Python ★ 12k updated 1mo ago

Retrieval and Retrieval-augmented LLMs

FlagEmbedding is a Python toolkit of AI models that turn text into numbers for fast similarity search, making it easy to build the retrieval layer of an AI assistant that finds relevant documents before answering.

PythonPyTorchHugging Facepipsetup: moderatecomplexity 3/5

FlagEmbedding is a Python toolkit for working with text embeddings and building search and retrieval systems. It is developed by BAAI, the Beijing Academy of Artificial Intelligence. The main product line within this toolkit is a family of models called BGE (short for BAAI General Embedding), which are AI models that convert text into numerical representations. Those numerical representations can then be compared to find documents or passages that are similar in meaning to a query.

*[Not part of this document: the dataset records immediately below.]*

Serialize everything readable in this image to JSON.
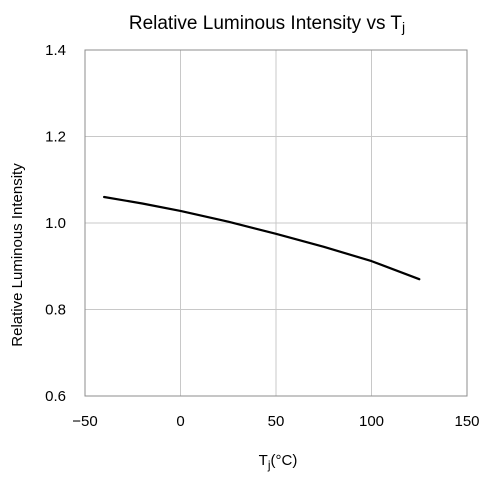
{
  "chart_data": {
    "type": "line",
    "title": {
      "main": "Relative Luminous Intensity vs T",
      "subscript": "j"
    },
    "xlabel": {
      "main": "T",
      "subscript": "j",
      "unit": "(°C)"
    },
    "ylabel": "Relative Luminous Intensity",
    "xlim": [
      -50,
      150
    ],
    "ylim": [
      0.6,
      1.4
    ],
    "x_ticks": [
      -50,
      0,
      50,
      100,
      150
    ],
    "x_tick_labels": [
      "−50",
      "0",
      "50",
      "100",
      "150"
    ],
    "y_ticks": [
      0.6,
      0.8,
      1.0,
      1.2,
      1.4
    ],
    "y_tick_labels": [
      "0.6",
      "0.8",
      "1.0",
      "1.2",
      "1.4"
    ],
    "grid": true,
    "legend": "none",
    "series": [
      {
        "color": "#000000",
        "x": [
          -40,
          -20,
          0,
          25,
          50,
          75,
          100,
          125
        ],
        "y": [
          1.06,
          1.045,
          1.028,
          1.003,
          0.975,
          0.945,
          0.912,
          0.87
        ]
      }
    ]
  }
}
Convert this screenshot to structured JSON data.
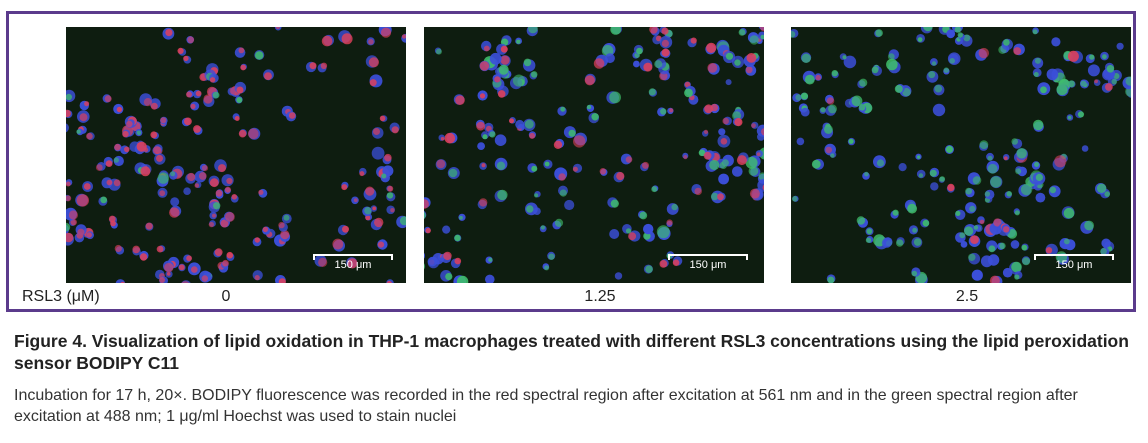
{
  "figure": {
    "frame_color": "#5b3b8c",
    "panels": [
      {
        "scale_label": "150 μm",
        "condition_value": "0",
        "dominant_stain": "red"
      },
      {
        "scale_label": "150 μm",
        "condition_value": "1.25",
        "dominant_stain": "mixed"
      },
      {
        "scale_label": "150 μm",
        "condition_value": "2.5",
        "dominant_stain": "green"
      }
    ],
    "condition_axis_label": "RSL3 (μM)",
    "colors": {
      "nucleus": "#3b4fd9",
      "oxidized_red": "#e0405a",
      "reduced_green": "#3fbf6a",
      "background": "#0e1d10"
    }
  },
  "caption": {
    "title": "Figure 4. Visualization of lipid oxidation in THP-1 macrophages treated with different RSL3 concentrations using the lipid peroxidation sensor BODIPY C11",
    "body": "Incubation for 17 h, 20×. BODIPY fluorescence was recorded in the red spectral region after excitation at 561 nm and in the green spectral region after excitation at 488 nm; 1 μg/ml Hoechst was used to stain nuclei"
  }
}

The practical use case this toolkit targets is retrieval-augmented generation, often called RAG. In a RAG setup, an AI assistant answers questions by first searching a collection of documents for relevant passages, then using those passages as context when generating an answer. FlagEmbedding provides the search and retrieval layer of that pipeline: the embedding models that find the right documents, and reranker models that reorder the results to surface the most relevant ones first.

The BGE model family has grown considerably since the project launched. It now includes models that handle over 100 languages, models that can process long documents (up to 8,192 tokens of input), models that work with both text and images together, and lightweight variants that use fewer computing resources. There are also reranker models that take the initial search results and score them more carefully to improve the final ranking.

Installing the package requires Python and is done through pip, the standard Python package installer. Once installed, generating an embedding for a piece of text takes a few lines of code. The toolkit is also compatible with popular AI infrastructure tools.

The BGE models are available for download from Hugging Face, a platform where researchers share AI models. The project maintains a leaderboard and benchmark results showing how the models compare to others on standard retrieval evaluation tests. The repository is licensed under MIT, which permits free use for both research and commercial purposes.